Ambient noise surface wave tomography of Mt. Etna volcano structure during 2020-2021
Velocity tomography, superposed with local seismicity, provides key spatial constraints on the inner structure of an active Volcano such Mt. Etna Volcano. We present the results of an Ambient Noise Tomography carried out via SeisLib to retrieve Rayleigh surface-wave velocity models across the East Sicilian crust at multiple frequencies, each sampling different depth ranges.
Two years (2020-2021) of continuous vertical-component data from 12 INGV stations were analysed. Their spatial configuration minimizes volcanic tremor while maximizing interstation paths beneath Mt. Etna. The selected period is seasonally balanced and free of major eruptive activity. The frequency range (0.10-0.40Hz) for the Rayleigh-wave velocity models was chosen to isolate ambient noise generated by ocean-lithosphere interactions. For each frequency at which a Rayleigh-wave velocity model is retrieved, local seismicity within the corresponding depth range, identified through associated sensitivity kernels, are superposed.
Across the investigated depth range (2–24km), results reveal a low-velocity anomaly beneath Mt. Etna western flank, whose significance varies with depth. At shallow levels (<5km) it is in good agreement with the low-cohesion sediments of the Caltanissetta Basin. At 8–10km depth, the increasing temperature gradient suggests a possible ductile or partially molten volume trending northeastward. This volume remains largely aseismic down to ~18km, below which clustered seismicity is likely related to magma migration at ~23km.

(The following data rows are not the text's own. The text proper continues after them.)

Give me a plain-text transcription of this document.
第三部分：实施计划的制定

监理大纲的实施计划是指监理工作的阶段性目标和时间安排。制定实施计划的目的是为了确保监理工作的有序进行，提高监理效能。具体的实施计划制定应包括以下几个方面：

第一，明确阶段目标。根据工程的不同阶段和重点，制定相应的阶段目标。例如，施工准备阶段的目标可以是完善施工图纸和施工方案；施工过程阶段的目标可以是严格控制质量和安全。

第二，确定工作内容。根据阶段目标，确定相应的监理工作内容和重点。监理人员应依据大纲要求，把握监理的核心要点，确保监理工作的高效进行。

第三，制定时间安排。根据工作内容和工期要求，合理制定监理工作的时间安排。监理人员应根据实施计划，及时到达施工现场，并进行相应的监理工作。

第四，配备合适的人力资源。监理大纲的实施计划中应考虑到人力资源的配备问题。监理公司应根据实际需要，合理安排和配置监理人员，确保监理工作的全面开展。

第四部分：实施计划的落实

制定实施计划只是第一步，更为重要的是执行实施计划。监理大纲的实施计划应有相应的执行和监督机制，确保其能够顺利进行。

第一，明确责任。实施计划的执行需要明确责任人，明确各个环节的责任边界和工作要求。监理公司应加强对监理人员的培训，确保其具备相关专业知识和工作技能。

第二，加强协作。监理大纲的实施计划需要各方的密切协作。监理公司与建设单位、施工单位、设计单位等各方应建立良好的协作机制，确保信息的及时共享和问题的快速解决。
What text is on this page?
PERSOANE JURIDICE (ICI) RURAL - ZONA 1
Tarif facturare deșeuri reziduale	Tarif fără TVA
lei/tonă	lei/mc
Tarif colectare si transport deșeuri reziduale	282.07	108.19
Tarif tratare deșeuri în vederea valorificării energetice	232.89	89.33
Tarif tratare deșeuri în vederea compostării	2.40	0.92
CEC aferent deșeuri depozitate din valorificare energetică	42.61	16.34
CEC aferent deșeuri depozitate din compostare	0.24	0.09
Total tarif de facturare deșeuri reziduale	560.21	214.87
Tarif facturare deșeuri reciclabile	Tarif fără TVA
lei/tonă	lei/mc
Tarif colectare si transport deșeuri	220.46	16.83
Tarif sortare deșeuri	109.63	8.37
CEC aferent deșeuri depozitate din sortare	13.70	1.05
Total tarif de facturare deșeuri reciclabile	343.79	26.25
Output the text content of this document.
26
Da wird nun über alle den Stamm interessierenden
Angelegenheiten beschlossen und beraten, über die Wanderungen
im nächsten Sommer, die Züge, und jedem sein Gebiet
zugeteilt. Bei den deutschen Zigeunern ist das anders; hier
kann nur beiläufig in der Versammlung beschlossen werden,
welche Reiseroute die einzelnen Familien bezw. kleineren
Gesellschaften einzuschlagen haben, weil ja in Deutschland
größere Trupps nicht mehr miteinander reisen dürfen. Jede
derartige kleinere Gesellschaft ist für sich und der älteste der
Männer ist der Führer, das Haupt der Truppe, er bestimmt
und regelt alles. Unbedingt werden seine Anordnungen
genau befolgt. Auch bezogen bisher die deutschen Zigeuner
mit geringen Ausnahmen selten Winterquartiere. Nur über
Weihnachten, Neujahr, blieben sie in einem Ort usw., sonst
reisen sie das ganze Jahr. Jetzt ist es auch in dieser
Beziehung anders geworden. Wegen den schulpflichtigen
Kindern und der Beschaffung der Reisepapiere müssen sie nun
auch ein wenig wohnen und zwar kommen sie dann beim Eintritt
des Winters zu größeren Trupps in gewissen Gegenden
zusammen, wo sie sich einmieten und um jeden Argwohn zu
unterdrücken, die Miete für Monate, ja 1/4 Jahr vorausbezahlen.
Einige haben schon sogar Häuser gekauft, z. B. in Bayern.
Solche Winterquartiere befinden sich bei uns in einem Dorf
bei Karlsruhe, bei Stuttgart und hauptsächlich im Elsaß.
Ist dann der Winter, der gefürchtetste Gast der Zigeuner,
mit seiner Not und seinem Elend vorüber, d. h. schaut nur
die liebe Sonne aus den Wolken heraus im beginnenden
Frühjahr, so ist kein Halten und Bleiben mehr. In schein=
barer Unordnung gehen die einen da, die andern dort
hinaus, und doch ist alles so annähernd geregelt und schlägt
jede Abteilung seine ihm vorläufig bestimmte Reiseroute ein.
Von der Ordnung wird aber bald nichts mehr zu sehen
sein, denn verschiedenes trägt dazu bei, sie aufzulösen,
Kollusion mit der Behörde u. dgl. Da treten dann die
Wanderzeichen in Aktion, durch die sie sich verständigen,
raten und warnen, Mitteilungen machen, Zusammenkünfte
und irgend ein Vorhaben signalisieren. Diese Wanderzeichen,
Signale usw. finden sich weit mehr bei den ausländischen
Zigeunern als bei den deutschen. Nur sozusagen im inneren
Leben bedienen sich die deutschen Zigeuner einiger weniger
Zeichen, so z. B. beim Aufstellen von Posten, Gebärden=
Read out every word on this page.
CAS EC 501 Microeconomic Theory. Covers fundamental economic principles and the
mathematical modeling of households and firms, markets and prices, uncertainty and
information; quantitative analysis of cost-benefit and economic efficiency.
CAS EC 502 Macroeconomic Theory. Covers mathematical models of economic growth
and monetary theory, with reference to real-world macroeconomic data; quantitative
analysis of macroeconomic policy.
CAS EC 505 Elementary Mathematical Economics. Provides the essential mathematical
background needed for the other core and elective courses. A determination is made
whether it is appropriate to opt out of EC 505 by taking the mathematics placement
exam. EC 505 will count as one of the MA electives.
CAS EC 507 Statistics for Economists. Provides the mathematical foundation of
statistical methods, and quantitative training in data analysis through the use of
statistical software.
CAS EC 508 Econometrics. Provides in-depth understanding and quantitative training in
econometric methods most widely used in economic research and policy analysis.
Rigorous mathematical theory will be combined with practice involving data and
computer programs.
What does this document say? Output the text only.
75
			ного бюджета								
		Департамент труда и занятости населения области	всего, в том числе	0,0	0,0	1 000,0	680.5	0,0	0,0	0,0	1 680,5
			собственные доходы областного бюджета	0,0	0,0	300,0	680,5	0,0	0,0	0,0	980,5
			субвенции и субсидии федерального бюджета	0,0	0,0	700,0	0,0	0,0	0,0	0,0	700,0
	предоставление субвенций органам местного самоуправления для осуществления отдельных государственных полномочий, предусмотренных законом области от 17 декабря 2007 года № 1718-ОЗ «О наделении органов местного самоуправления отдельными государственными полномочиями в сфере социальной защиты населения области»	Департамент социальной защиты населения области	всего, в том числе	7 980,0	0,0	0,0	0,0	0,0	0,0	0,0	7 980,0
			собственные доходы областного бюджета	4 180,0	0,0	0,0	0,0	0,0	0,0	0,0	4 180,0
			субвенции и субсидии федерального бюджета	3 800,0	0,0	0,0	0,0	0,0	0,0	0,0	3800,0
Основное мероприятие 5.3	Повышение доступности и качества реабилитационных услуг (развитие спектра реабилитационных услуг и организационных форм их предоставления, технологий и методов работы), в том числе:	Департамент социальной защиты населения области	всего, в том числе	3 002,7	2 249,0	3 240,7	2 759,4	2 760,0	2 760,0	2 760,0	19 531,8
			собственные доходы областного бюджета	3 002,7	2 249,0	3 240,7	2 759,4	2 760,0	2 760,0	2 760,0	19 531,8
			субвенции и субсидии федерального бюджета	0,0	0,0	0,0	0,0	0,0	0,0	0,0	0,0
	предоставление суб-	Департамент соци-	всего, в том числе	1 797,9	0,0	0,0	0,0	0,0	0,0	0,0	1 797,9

Shallow low-velocity anomalies (~2–3km) beneath the Catania Plain are in good agreement with the hypothesized presence of hydrothermal fluids, supported by the Salinelle di Paternò mud volcanoes, while a moderately high-velocity anomaly beneath Mt. Etna is consistent with a mechanically stiff body, most likely an intrusively cooled magmatic intrusion. At intermediate depths (~5–10km), a low-velocity anomaly beneath the Nebrodi Chain, overlapping with seismicity, might reveal a fractured domain consistent with ongoing deformation processes. The southeastern sector is characterized by high seismic velocities, consistent to a mechanically rigid and thermally cold crust associated with extinct Hyblean volcanism.
Future developments will incorporate Love-wave dispersion to enable a joint Rayleigh–Love inversion, yielding a high-resolution Vs model with enhanced depth and lateral coverage. Coupling these results with constitutive-relation frameworks and computational thermodynamics will enable the development of a petrophysical inversion scheme, providing new constraints on the inner structure of Mt. Etna Volcano.